Rosneft, Gazprom in talks with Japanese cos on joint projects
MOSCOW. May 5 (Interfax) - Russian state-owned oil and gas companies Rosneft and Gazprom are in talks with Japanese companies on the possible joint implementation of upstream and downstream projects, Russian presidential aide Yury Ushakov told reporters.
"Rosneft and Gazprom are in talks with Japanese companies on the joint implementation of new projects in the production and processing of hydrocarbons," he said.

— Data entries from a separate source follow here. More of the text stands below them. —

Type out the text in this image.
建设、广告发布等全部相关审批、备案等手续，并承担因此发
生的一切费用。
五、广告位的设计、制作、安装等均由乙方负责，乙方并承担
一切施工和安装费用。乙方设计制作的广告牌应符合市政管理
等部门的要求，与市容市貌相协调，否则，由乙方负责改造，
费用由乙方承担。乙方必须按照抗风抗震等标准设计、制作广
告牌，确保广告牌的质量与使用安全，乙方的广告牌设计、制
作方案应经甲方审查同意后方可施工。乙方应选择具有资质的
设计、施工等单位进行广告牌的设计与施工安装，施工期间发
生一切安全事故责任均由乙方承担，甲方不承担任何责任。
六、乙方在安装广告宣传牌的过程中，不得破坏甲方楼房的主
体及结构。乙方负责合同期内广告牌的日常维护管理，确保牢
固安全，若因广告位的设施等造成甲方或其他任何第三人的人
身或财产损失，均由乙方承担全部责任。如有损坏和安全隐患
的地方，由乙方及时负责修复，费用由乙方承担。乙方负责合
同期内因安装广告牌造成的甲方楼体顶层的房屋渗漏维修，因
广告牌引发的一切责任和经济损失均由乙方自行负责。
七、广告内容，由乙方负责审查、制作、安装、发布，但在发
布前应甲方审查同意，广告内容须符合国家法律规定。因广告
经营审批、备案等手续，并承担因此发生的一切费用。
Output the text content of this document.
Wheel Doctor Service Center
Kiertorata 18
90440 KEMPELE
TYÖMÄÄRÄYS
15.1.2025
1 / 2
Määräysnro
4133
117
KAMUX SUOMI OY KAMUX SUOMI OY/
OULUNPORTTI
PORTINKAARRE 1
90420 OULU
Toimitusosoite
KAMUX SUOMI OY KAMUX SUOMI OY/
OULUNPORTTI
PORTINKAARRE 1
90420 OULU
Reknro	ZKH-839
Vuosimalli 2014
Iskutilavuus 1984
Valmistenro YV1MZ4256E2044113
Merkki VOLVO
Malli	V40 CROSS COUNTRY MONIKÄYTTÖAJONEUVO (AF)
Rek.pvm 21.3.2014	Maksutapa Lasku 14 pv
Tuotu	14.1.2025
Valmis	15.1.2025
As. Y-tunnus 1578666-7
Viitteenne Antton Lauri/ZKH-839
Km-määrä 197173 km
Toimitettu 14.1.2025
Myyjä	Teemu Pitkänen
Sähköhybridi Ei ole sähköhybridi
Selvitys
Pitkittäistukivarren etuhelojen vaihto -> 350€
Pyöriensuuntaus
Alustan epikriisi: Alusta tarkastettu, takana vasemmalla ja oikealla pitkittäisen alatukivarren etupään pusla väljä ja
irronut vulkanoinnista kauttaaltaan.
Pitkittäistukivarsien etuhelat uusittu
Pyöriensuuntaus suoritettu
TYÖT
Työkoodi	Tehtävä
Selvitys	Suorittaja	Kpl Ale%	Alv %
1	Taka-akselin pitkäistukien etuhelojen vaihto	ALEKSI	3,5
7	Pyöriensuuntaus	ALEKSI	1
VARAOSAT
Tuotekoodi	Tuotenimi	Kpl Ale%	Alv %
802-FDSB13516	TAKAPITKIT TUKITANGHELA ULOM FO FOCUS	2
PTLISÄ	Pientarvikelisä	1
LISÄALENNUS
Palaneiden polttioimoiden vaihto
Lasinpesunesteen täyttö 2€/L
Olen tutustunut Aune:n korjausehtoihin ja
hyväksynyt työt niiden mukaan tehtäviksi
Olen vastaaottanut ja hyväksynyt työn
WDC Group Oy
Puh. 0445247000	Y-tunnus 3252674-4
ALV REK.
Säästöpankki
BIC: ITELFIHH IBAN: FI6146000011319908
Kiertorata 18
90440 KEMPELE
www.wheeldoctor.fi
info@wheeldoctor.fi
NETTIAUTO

Rosneft's president, Igor Sechin, at the Russia-Japan Energy Bridge conference in Tokyo in November last year invited Japanese companies to join oil and gas production projects on the shelf of Sakhalin Island, not far from the fields of the Sakhalin-1 project, the Astrakhanovskoye More-Nekrasovsky, Kaigansko-Vasyukanskoye More and Deryuginsky blocks; active fields in Eastern Siberia and the Far East, including Verkhnechon, Srednebotuobinskoye, Tagul, Russkoye and others; and special projects, such as the expansion of production at existing fields using methods to increase oil recovery rates and development of gas fields (Kharampur, Kynsko-Chaselnoye, Russko-Rechenskoye) and the prospective gas project Pechora LNG.
Sechin also proposed Japanese shipbuilders such as Mitsui Engineering & Shipbuilding, Sumitomo Heavy Industries, Kawasaki Shipbuilding and manufacturers of ship equipment have an opportunity to join Russian shipbuilding projects, above all the Zvezda shipbuilding complex; and that Japanese companies might look at the possibilities for delivering equipment for the Eastern Petrochemical Complex.
Gazprom and Mitsubishi are discussing joint marketing of liquefied gas to be produced by a third train of the Sakhalin-2 LNG plant.